Outside of just the tax issue, the governor is also proposing a massive and ill-advised reorganization of the Maine Forest Service that would eliminate the Bureau of Parks and Lands. This will hinder Maine’s ability to manage public lands responsibly. For Western Maine and other areas that benefit tremendously from tourism and our natural-resources-based economy, this could create massive challenges. As of January, we are still at 6.5 percent unemployment in Oxford County. That lags behind the rest of Maine, which is lagging behind all of New England. The last thing we need is interfering with the one key part of the rural Maine economy that is helping lift up working people.

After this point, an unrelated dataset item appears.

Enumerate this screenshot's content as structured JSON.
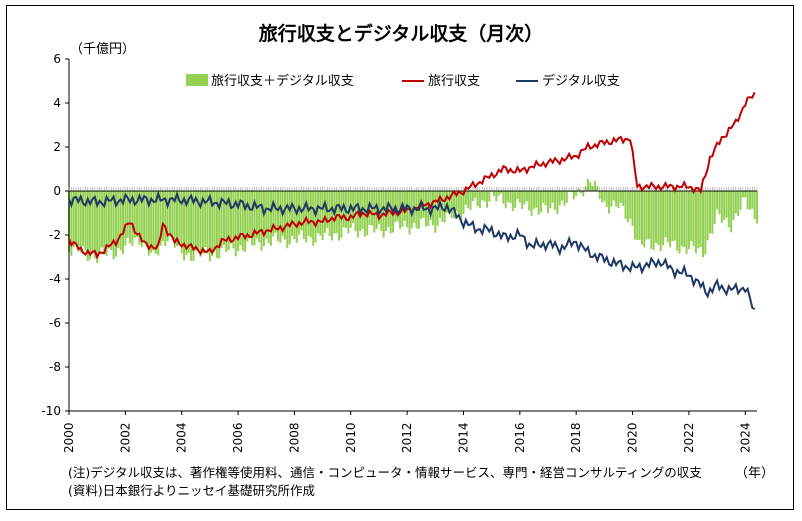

So many rural Mainers from every corner of the state have already come out to Augusta to testify against the proposed budget for exactly the reasons outlined above and more. Their message was clear: don’t leave us behind. We are not looking for special treatment, but at least have the decency to give us a fair shake.

We can’t keep shifting state costs down to the local level. It is irresponsible to balance the budget on the backs of small rural towns and the residents and business owners who pay property taxes. We can pass a budget that is fair to all Maine communities — not just the big ones like Portland.

Let’s not leave rural Maine behind.

Rep. Matt Peterson, D-Rumford, is serving his fourth term in the Maine House and represents Rumford, Roxbury, Milton, Sumner and Woodstock.

Sen. John Patrick, D-Rumford, is serving his third term in the Maine Senate and represents 32 communities in Oxford and Androscoggin counties.